1. Demonstrações Financeiras Auditáveis
Não é preciso ter auditoria externa desde o primeiro ano, mas os números precisam ser consistentes mês a mês e reconciliáveis com o caixa real. Divergências entre o que a controladoria reporta e o que aparece no banco são a primeira bandeira vermelha em qualquer due diligence.
2. Separação Clara Entre Pessoa Física e Jurídica
Despesas pessoais dos sócios lançadas na empresa, ou receitas que passam por contas pessoais antes de entrar no caixa societário, complicam qualquer avaliação e geram ajustes que reduzem o valor percebido do negócio.
3. Cap Table Atualizado e Documentado
Um cap table que existe apenas em uma planilha desatualizada, sem os contratos de investimento correspondentes arquivados, é um dos pontos que mais atrasa fechamentos.
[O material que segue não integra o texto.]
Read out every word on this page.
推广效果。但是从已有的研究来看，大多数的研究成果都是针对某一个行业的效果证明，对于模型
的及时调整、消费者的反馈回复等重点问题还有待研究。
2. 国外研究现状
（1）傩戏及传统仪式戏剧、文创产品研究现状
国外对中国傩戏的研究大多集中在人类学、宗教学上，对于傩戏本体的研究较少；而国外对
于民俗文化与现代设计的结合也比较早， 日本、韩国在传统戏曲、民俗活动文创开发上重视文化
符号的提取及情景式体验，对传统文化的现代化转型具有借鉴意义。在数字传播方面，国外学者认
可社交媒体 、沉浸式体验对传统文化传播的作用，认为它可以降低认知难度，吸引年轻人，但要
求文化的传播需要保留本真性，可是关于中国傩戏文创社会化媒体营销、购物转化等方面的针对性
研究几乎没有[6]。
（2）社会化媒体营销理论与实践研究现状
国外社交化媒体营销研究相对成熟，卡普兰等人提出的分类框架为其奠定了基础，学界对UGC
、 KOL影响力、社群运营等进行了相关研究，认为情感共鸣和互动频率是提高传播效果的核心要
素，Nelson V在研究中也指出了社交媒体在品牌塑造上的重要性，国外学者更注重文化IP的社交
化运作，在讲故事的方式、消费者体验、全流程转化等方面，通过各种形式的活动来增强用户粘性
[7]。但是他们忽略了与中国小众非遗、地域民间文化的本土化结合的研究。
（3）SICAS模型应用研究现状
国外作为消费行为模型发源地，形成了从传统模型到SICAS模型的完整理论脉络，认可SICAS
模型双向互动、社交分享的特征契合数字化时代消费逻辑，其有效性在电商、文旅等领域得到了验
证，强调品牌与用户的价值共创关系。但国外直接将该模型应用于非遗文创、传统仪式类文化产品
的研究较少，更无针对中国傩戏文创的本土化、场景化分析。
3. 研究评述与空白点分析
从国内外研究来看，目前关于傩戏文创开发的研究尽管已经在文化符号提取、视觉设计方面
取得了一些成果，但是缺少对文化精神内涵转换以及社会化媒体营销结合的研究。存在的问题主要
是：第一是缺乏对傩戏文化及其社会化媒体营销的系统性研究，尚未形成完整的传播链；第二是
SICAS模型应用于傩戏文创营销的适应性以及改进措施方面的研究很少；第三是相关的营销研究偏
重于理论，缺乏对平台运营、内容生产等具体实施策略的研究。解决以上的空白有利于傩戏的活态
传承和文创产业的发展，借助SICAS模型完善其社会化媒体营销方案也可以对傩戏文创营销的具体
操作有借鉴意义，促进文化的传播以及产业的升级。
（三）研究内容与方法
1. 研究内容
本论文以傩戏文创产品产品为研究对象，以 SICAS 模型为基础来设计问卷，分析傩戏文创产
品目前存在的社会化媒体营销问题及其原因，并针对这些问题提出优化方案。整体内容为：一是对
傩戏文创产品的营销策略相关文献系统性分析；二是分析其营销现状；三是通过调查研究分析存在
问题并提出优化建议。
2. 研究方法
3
Cada rodada, conversão de SAFE ou opção de compra exercida deveria estar refletida no mesmo dia em que acontece.
4. Contratos-Chave Organizados
Contratos com clientes, fornecedores e funcionários-chave devem estar acessíveis e com cláusulas de mudança de controle mapeadas. Descobrir tarde que um contrato relevante permite rescisão em caso de M&A pode reabrir toda a negociação de valor.
5. Um Responsável Financeiro Que Entenda o Negócio
Não precisa ser um CFO em tempo integral nos primeiros anos, mas alguém precisa ser dono da governança financeira internamente — organizando relatórios, antecipando perguntas de due diligence e traduzindo números em decisões estratégicas.
Governança financeira não é burocracia: é o que permite que uma negociação avance na velocidade da confiança, e não na velocidade das dúvidas. Founders que tratam isso como parte da construção da empresa — e não como tarefa de última hora — chegam à mesa de negociação em uma posição muito mais forte.